# Is this Dr. Satan mask?



## PeeWeePinson (Feb 23, 2006)

Is this a Dr. Satan mask, from "House of 1000 Corpes" without the oxygen thingy? I keep looking at it and I can't decide. I really like it. What's everyone think?










http://www.halloweenforum.com/attachment.php?attachmentid=4073


----------



## joker (Sep 25, 2007)

PeeWeePinson said:


> Is this a Dr. Satan mask, from "House of 1000 Corpes" without the oxygen thingy? I keep looking at it and I can't decide. I really like it. What's everyone think?


It doesn't look like, but without a pic or link it doesn't look like anything


----------



## Devils Chariot (May 23, 2007)

Yeah, what am looking at?


----------



## Mr_Chicken (Nov 26, 2008)

Looks to me like an Invisible Man mask....


----------



## Revenant (Mar 17, 2007)

I saw it... that doesn't appear to be Dr. Satan but with a bit of modding I think you'd get it to look like him; it's a similar enough face


----------



## PeeWeePinson (Feb 23, 2006)

Sorry Everybody! Had to go back and edit as I accidently left the picture off, as most sarcastically reminded me...In all honesty I like the mask I found better than the Dr. Satan mask, I have looked the internet over and can't find where I found this pic, so if anyone has an idea where and what it is I would appreciate knowing. That mouth gives me the creeps...


----------



## mechagrover (Oct 2, 2008)

It's definitely the retail Dr Satan mask with the O2 mask removed.
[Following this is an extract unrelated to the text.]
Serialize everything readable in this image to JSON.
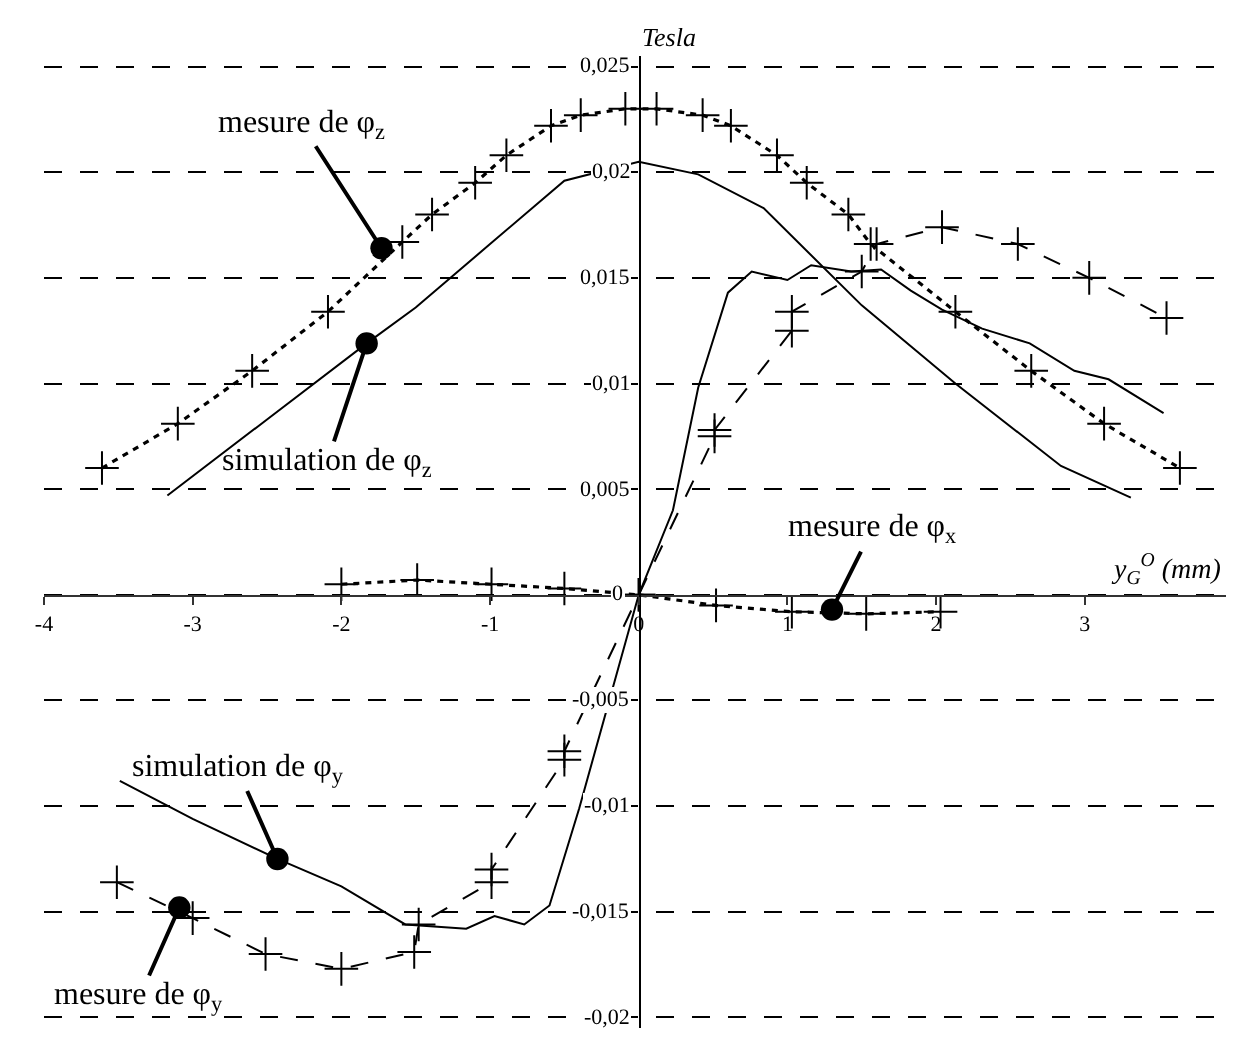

You can count the forehead wrinkles

http://www.halloweenexpress.com/sources/com/halloweenexpress/images/products/ta299.jpg


----------



## Johnny Thunder (Feb 24, 2006)

As I suggested elsewhere, I think it's a good start and you will be able to customize it to the character.

Good luck and definitely post pics if you work on it!


----------